Getting the value of \(a\) on the interface from the average, \(\langle a \rangle\) is called reconstruction. It means we need to infer how \(a\) actually varies throughout the cell just from the information we have about its average value. There are a variety of methods we can use (some of which we will explore later). For now, we will do the simplest, and assume that \(a(x)\) is constant in each cell:

\[a_{i+1/2,L} = \langle a\rangle_i^n\]

\[a_{i+1/2,R} = \langle a\rangle_{i+1}^n\]

Notice that we actually have 2 values for the interface state when we do this, one coming from each side of the interface—we label these as the left and right states:

Now we need to resolve this degeneracy—which of the two states (or what combination of them) is the correct interface state? This is called the Riemann problem.

Note

The Riemann problem is where the physics of the actual set of equations comes into play. Thus far, everything we’ve done has been general.

For advection, the Riemann problem is easy.
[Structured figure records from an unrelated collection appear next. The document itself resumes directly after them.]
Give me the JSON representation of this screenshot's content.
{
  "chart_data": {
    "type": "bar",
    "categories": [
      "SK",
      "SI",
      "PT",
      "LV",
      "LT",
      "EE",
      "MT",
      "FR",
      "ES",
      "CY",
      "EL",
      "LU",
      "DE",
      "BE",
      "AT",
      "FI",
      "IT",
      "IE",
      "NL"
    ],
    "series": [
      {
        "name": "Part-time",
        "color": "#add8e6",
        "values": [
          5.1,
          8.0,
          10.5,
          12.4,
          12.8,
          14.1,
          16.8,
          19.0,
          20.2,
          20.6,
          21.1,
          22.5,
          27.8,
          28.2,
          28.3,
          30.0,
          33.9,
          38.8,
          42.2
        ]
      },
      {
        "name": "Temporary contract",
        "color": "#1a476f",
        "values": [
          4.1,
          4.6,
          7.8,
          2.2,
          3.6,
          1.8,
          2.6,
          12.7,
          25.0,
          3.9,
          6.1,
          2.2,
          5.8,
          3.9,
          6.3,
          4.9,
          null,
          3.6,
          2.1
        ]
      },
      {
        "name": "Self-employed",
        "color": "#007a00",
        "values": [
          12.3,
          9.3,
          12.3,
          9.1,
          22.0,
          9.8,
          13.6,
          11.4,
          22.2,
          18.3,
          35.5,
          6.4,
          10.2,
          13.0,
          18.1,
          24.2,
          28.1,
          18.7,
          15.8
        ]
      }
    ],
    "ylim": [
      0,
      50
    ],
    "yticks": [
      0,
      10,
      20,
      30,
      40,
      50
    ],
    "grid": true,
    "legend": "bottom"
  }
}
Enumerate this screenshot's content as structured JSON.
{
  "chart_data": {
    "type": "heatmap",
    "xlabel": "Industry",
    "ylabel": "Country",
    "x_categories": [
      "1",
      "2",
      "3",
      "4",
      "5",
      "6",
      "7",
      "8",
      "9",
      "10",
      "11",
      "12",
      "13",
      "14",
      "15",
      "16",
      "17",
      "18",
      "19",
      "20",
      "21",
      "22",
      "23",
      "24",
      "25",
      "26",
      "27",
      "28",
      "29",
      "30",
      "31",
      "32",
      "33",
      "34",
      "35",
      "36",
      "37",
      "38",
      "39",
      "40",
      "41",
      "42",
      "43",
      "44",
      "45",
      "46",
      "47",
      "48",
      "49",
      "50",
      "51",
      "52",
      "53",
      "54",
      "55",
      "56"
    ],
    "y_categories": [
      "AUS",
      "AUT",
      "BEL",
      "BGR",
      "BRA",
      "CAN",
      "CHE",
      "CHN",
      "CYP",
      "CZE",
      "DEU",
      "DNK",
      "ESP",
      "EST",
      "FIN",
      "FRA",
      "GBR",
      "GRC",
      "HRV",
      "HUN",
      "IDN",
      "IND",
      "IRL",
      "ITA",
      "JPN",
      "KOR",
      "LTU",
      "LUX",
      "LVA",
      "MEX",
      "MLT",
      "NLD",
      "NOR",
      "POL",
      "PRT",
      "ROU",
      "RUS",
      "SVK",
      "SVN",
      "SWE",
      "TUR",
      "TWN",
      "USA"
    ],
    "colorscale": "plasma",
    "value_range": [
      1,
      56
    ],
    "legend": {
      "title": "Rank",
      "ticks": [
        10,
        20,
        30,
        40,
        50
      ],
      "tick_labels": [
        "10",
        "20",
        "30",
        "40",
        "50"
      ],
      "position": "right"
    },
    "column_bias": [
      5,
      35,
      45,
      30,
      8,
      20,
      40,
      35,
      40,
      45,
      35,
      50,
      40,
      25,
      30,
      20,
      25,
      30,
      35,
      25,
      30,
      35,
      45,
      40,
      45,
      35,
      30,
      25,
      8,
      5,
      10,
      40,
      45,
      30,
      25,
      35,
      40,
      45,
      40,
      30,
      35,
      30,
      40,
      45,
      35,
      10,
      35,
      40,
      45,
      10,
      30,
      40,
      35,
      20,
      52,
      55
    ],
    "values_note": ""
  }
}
We know that for \(u > 0\) that \(a(x)\) moves from left to right, so the correct state on the interface is the left state—this is upwinding.

\[\begin{split} a_{i+1/2} = \mathcal{R}(a_{i+1/2,L}, a_{i+1/2,R}) = \left \{ \begin{array}{c} a_{i+1/2,L} \quad u > 0 \\ a_{i+1/2,R} \quad u < 0 \end{array} \right . \end{split}\]

where we indicate the Riemann problem as \(\mathcal{R}(a_{i+1/2,L},a_{i+1/2,R})\).

For the advection equation, with \(u > 0\), our interface states are

\[F_{i+1/2} = F(a_{i+1/2}) = u a_{i+1/2} = u \langle a \rangle_i\]

\[F_{i-1/2} = F(a_{i-1/2}) = u a_{i-1/2} = u \langle a \rangle_{i-1}\]

Inserting these into our difference equation, we have:

\[\langle a \rangle_i^{n+1} = \langle a \rangle_i^n - \frac{u \Delta t}{\Delta x} (\langle a \rangle_i^n - \langle a \rangle_{i-1}^n)\]

This is precisely the upwind finite-difference scheme we saw earlier.